Brexit — Europa sempre meno unita

Daniele Amatulli
Giovani Democratici Alberobello
3 min readJun 11, 2018

Il 23 giugno i cittadini britannici potranno decidere se essere ancora cittadini europei. Il cosiddetto Brexit si avvicina e si concretizzano sempre più le contraddizioni per una scelta che, volente o nolente, riguarda ogni componente dell’Unione Europea.

Se il premier Cameron si schiera per i pro-Europa, dopo aver ridefinito gli accordi di permanenza nell’UE, ritrova il Partito Conservatore spaccato nella scelta con un’ala nazionalista i cui animi non sono stati placati nemmeno dalla concessione del referendum.

La mancata permanenza della Gran Bretagna può avere risvolti negativi dal punto di vista economico per se e per l’UE, dato che potrebbe “paralizzare la crescita e creare problemi nei rapporti commerciali”, a detta del CEO di Allianz GI. Persino la Bank of England si esprime a riguardo, affermando che il Brexit causerebbe “contrazione dei posti di lavoro e un ulteriore rallentamento della crescita dell’economia del regno” oltre ad “un’impennata dell’inflazione”. Insomma, pare evidente che l’uscita dall’Europa causerebbe una riduzione dei redditi dei lavoratori a causa di una maggior inflazione e, in ogni caso, l’economia ne sarebbe colpita con grossi tagli ai posti di lavoro. Un enorme danno per l’economia britannica.

I risvolti politici che potrebbe causare in Gran Bretagna sono allo stato attuale incalcolabili, ma se consideriamo il periodo storico — con crisi economica e il pericolo del terrorismo — si rischia un allargamento dei consensi per le parole d’ordine nazionaliste ed euroscettiche in tutta Europa. Ma se i risvolti in caso di vittoria degli euroscettici sono preoccupanti, una vittoria dei Pro-Europa confermerebbe gli accordi presi tra Cameron e l’Unione Europea.
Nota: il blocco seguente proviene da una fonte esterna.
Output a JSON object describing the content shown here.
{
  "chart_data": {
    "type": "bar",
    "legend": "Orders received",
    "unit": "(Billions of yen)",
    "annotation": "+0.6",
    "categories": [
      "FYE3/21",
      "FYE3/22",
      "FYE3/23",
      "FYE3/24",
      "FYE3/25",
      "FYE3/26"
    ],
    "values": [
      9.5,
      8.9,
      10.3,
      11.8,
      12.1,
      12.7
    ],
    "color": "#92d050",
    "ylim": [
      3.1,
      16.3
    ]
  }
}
Di fatto sono proprio i termini dell’accordo a preoccupare; Cameron rivendica uno statuto speciale e che mai farà parte del “superstato europeo”. L’elemento principale dell’accordo, oltre al tanto decantato recupero della sovranità, riguarda il limite per l’accesso dei lavoratori europei — accusati di sfruttare il sistema di walfare britannico — per 7 anni fino al 2024.
Il grado di autonomia per banche, assicurazioni e istituzioni finanziarie inglesi ha rappresentato il punto più delicato dell’accordo; un’autonomia ridimensionata — grazie all’opposizione di Francia, Germania, Italia, Lussemburgo e Belgio — dall’obbligo di condizioni di parità nel mercato interno, oltre a non essere esente dal controllo delle autorità europee.

Ma l’accordo pare non essere stato digerito da tutti: L’Ukip (l’ala nazionalista con leader Nigel Farage) lo considera “patetico”, mentre anche il Partito Conservatore si spacca; non tutti seguiranno Cameron.

Se sul fronte interno la battaglia di Cameron si prospetta dura, il fronte europeo si interroga persino sugli effetti dell’accordo stesso. Un accordo che sradica, anche se solo in parte, i cardini della nostra Europa. Seppur la Gran Bretagna continuasse a far parte dell’Unione Europea, appaiono piuttosto evidenti le divergenze di vedute. Una visione conservatrice, più attenta alle sorti nazionali piuttosto che a quelle comunitarie, con la minaccia di una scissione in piena regola, si impone in un’Europa che deve cambiare per affrontare i temi contemporanei di immigrazione e terrorismo, ma che lo fa eliminando i concetti chiave e fondativi dell’Unione Europea. A prescindere dal risultato referendario, tutti i paesi membri potranno, d’ora in poi, far valere i propri interessi nazionali a discapito dell’Europa stessa; L’Unione Europea, di tutta risposta, per difendere la tenuta del mercato interno, dovrà trattare a ribasso i valori fondamentali che la reggono.

L’Unione Europea non può cambiare sulla base della sola bilancia politica di ogni singolo stato, dando ragione ora al volere di forze conservatrici, ora apertamente di estrema destra; Non si possono mettere in discussione i principi fondamentali dell’intera comunità solo per difendere gli interessi di una singola nazione. Allo stato attuale i diritti fondamentali, come Schengen, sono come carta straccia se non sanciti in un atto normativo fondamentale. L’evoluzione europea, la vera evoluzione comunitaria, risiede nel coraggio di ogni singolo Stato nazionale nell’avvicinare le istituzioni europee ai cittadini, potenziare la democraticità dell’Europa e nel puntare ad una integrazione più profonda tra i paesi. La Gran Bretagna, nel suo storico ruolo di egemone periferico dell’Europa, intende fare l’opposto.